Isaiah pictures us going there singing all the way, simply because what He fills us with can’t stay inside but comes bursting out of us. This was so important to Martin Luther and all the church fathers. It's been hard during this shutdown, where in many places singing was banned. I've heard of Christians who couldn't sing in church in one state, being in attendance at a wedding in another state, and when the singing began they just wept. The hymn we just sang (Savior of the Nations, Come) was written during a time when the Christians were ordered by the emperor to desist from their worship; and they barricaded themselves in the church, and when the soldiers came they sang this hymn over and over, this hymn confessing Christ, declaring who their true Lord is and demonstrating what they were willing to suffer in His name.

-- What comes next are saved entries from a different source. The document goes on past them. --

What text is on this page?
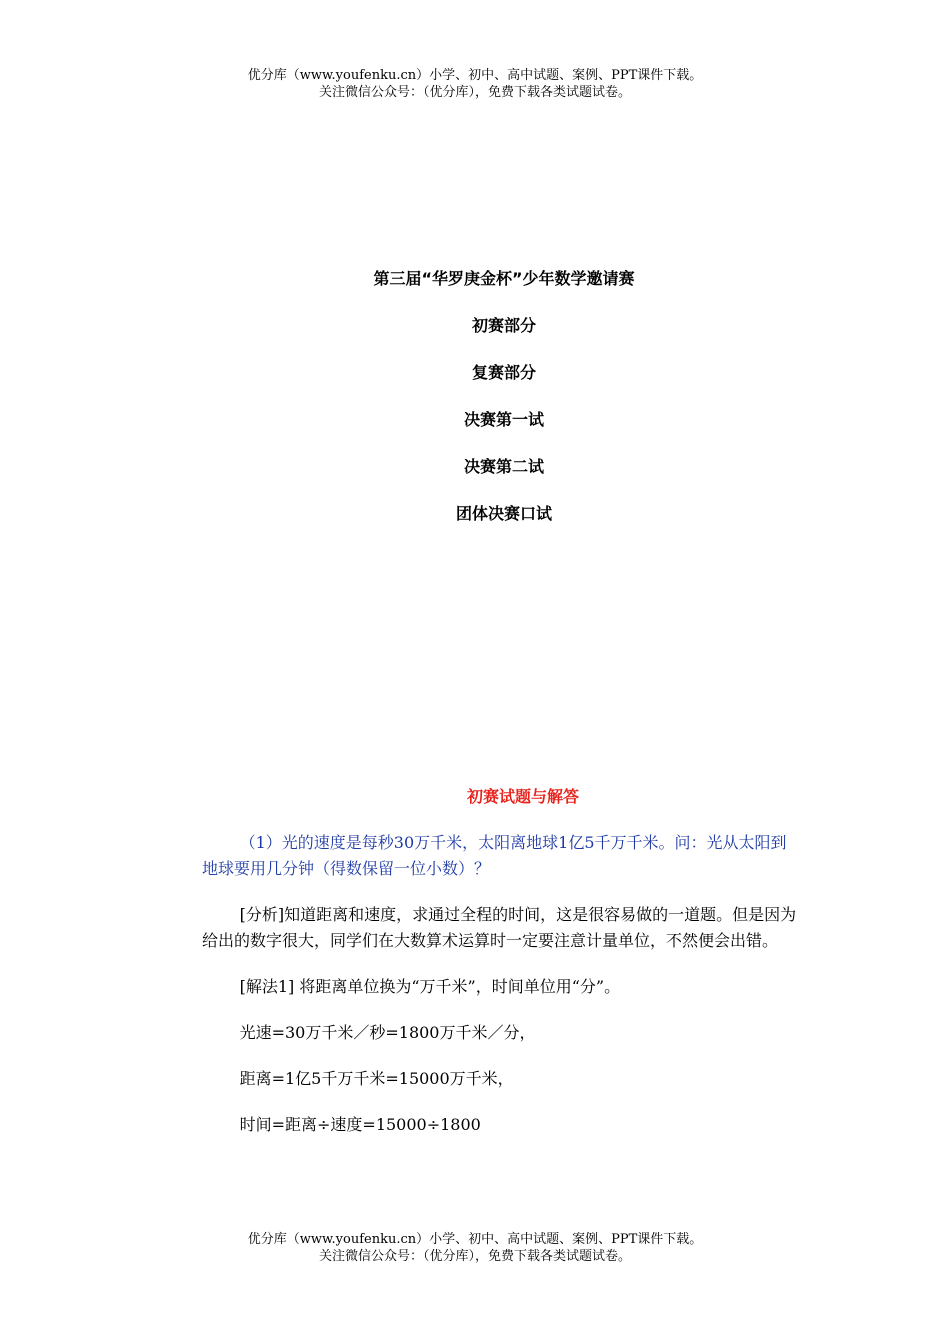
优分库（www.youfenku.cn）小学、初中、高中试题、案例、PPT课件下载。
关注微信公众号：（优分库），免费下载各类试题试卷。
第三届“华罗庚金杯”少年数学邀请赛
初赛部分
复赛部分
决赛第一试
决赛第二试
团体决赛口试
初赛试题与解答

（1）光的速度是每秒30万千米，太阳离地球1亿5千万千米。问：光从太阳到地球要用几分钟（得数保留一位小数）？

[分析]知道距离和速度，求通过全程的时间，这是很容易做的一道题。但是因为给出的数字很大，同学们在大数算术运算时一定要注意计量单位，不然便会出错。

[解法1] 将距离单位换为“万千米”，时间单位用“分”。

光速=30万千米／秒=1800万千米／分，

距离=1亿5千万千米=15000万千米，

时间=距离÷速度=15000÷1800

优分库（www.youfenku.cn）小学、初中、高中试题、案例、PPT课件下载。
关注微信公众号：（优分库），免费下载各类试题试卷。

It's not just the outward saying of the words though; one of our hymns says that "the church with psalms must shout, no door can keep them out, but ABOVE ALL THE HEART must bear the greatest part" (ELH 22:2). So as you sing the truth of God, whether you're downcast or whatever, it lifts you up above all that the devil can do, above the dangers, and tells your heart how to feel and what to think. As we sing these hymns, to our mind we hear the voices coming out of the halls of the heavenly Zion, where the saints and angels are, and we join with them in singing praises to the Lord who redeemed us.
We’re homesick children who know we’re on the way home, so to us nothing is bleak, nothing dark and gloomy, for we are on the safe, lit-up road that goes to Zion. Sorrow and grief, sighing and anxiety turn tail and run from us. They must. Our Redeemer is with us on this road giving us joy all the way until we arrive where there’s fullness of joy at His right hand. Amen!